Author: Melissa Albert
Title: The Hazel Wood
Format: E-book
Pages: 359
Series: The Hazel Wood #1
So many people recommended this book that I couldn’t not read it at some point. As it was available at my library as an e-book during lockdown, I jumped at the opportunity – and now here we are 😊.
The Hazel Wood tells the story of a seventeen-year-old Alice Crew and her mother, Ella. Finally settling down in New York after years spent on the road, they hope for a change for better – until the ill luck that kept hunting them throughout their whole lives catches up with them. With her mother kidnapped by strange, dangerous creatures, it’s down to Alice and her school friend Ellery Finch to find Ella before it’s too late. And while Ella stubbornly kept Alice away from her grandmother and the sprawling, infamous Hazel Wood estate, now Alice has no choice but to find and visit that tantalizing, mysterious place – for all the answers to the questions that haunted her all her life might await her there.

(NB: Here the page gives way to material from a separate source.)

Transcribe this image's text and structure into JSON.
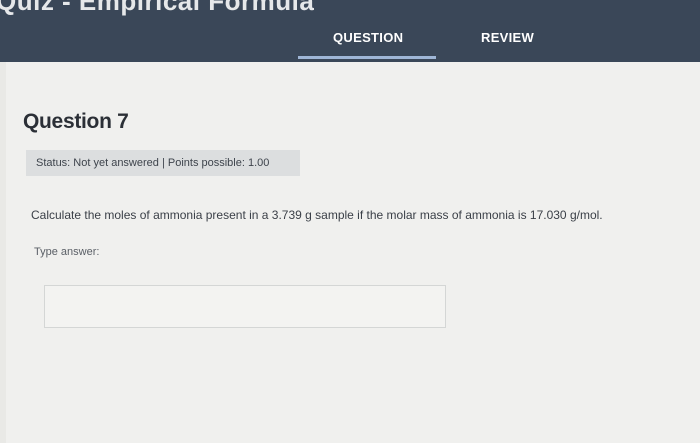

The Hazel Wood is a curious book, part-fairy-tale, part-YA fantasy, part-modern UF. And I guess that this hybrid construction is ultimately the reason for the novel’s unevenness; namely, some elements of Albert’s story work better than others. The book can be roughly divided into two parts: the first, taking place in the normal, contemporary world, bereft of magic, and the second, playing out in the Hinterlands – The Hazel Wood’s equivalent of Faerie. The everyday world of The Hazel Wood is a reflection on modern America, with its starkly contrasting social divides – both between the rich and the poor, and between urban and rural areas, all subtly painted by Albert. On that canvas, which could well serve as a basis for all types of books, from thrillers to literary fiction, Albert sketches a plethora of even more disturbing shapes – these of a hidden, dangerous world, filled with ruthless, amoral creatures somehow able to find their way to our world and wreak havoc in the unsuspecting sleepy suburbs. I really admired the little touches of wild fairy-tales, seemingly without beginning or end, without a discernible moral, but with an overabundance of wilful, gory violence. Those snippets brought to my mind the original Grimm tales – similarly violent and bloody, based on a primeval notion of justice: an eye for an eye, a tooth for a tooth. And the way Albert wrote about the tales, as of cool, distanced reportages from war, also recalled the curiously impersonal way brothers Grimm applied to their own collation of folklore tales.